While in jail, Thomas was so vocal in his threats against Mary B. that cellmates requested he be moved. In spite of the threats, and in spite of a prior sentence for assaulting Mary B., the judge let him out of jail on bond. Several months later, with the court date and charges still pending, Thomas found his prey again outside her place of employment. He rammed her Ford Explorer till it overturned. As Mary B. lay trapped on the ceiling of her vehicle, he shot out the window, and then killed her with one blast from a shotgun.
Two Marys faced controlling, abusive husbands. Mary B. did everything right. She did not fight violence with violence. She trusted the authorities to protect her. Mary B. is dead.
Mary W. fought back. Afraid that involving the police would result in her death, she took matters into her own hands. Mary W. survived. Because she survived, she is going to jail. We fail to protect those women who turn to the law for protection – and we prosecute those who protect themselves.
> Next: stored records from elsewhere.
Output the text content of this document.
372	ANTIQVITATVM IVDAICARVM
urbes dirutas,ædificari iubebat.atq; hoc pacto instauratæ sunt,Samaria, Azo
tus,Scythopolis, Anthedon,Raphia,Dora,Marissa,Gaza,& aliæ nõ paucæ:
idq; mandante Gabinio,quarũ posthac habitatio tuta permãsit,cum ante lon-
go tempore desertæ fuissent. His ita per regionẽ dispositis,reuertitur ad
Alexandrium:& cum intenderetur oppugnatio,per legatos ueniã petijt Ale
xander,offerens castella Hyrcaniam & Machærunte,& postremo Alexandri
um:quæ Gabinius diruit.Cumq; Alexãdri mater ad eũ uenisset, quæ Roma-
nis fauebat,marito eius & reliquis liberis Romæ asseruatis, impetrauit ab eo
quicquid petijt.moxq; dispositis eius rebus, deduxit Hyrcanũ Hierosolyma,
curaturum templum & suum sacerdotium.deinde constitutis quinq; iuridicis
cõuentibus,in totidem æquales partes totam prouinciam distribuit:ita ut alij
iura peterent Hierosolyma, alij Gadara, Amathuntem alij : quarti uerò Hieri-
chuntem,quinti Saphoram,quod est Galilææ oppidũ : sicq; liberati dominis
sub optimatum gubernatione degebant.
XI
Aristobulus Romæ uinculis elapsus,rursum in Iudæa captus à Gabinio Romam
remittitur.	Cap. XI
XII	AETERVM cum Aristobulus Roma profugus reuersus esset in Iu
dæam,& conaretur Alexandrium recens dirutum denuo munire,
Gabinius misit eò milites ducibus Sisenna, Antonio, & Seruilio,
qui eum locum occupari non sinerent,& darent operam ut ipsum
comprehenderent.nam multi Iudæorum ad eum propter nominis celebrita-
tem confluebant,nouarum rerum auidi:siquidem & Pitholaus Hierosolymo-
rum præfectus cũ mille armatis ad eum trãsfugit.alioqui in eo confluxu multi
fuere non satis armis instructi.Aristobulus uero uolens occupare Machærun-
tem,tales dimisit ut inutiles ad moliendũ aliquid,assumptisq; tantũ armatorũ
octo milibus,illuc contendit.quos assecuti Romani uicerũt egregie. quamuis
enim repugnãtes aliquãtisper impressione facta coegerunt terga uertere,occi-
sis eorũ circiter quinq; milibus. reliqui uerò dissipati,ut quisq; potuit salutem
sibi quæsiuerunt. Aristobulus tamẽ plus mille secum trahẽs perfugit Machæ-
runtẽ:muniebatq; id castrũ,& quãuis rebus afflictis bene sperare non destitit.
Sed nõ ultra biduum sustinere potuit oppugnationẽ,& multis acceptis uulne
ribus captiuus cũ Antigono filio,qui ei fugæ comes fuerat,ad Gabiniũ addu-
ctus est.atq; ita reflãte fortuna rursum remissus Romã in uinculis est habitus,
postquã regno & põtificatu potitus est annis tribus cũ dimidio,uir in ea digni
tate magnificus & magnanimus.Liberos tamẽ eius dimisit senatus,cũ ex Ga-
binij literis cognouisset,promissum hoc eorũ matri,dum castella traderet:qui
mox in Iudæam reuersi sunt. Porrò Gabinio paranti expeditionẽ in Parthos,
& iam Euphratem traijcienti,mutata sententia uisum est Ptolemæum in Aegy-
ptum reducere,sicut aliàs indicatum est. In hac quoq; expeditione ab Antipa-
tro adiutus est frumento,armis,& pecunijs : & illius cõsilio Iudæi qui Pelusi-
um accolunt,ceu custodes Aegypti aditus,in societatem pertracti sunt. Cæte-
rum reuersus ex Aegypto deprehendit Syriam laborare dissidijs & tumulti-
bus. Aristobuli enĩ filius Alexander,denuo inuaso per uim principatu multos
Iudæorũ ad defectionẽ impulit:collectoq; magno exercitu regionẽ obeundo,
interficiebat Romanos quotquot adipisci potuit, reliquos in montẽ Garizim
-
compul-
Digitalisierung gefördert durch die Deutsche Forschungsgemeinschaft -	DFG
Until judges stop letting abusive men go free, we should not condemn women like Mary W. who fight back. What other recourse do they have?
Divorce is a legitimate reaction. The longer an abused woman stays, the harder it is for her to get out alive. Since abuse gets worse with time, churches and counselors should not advise abused women to tough it out or give him one more chance. Yet filing for divorce is not sufficient – particularly if Georgia legislators succeed in prolonging the waiting period between divorce filing and finalizing to 120 days. Statistics show that the rate of marital homicide is highest during the separation preceding divorce. Some abusers continue to harass or physically attack their victims even after divorce. Mary B. had already filed for divorce. Divorce did not save her.
Orders of protection are useless. These are men who ignore social taboos and break existing laws every time they assault their wives. They are not going to be deterred by an additional rule on a piece of paper. Neither is a $30,000 bond (of which he pays just 10%) going to keep such a man from going after his prey.
Violent men are not stopped by un-enforced laws, restraining orders or fines. They can be stopped by prison bars. Until the American judicial system starts locking up abusive men, it should not lock up women who protect themselves.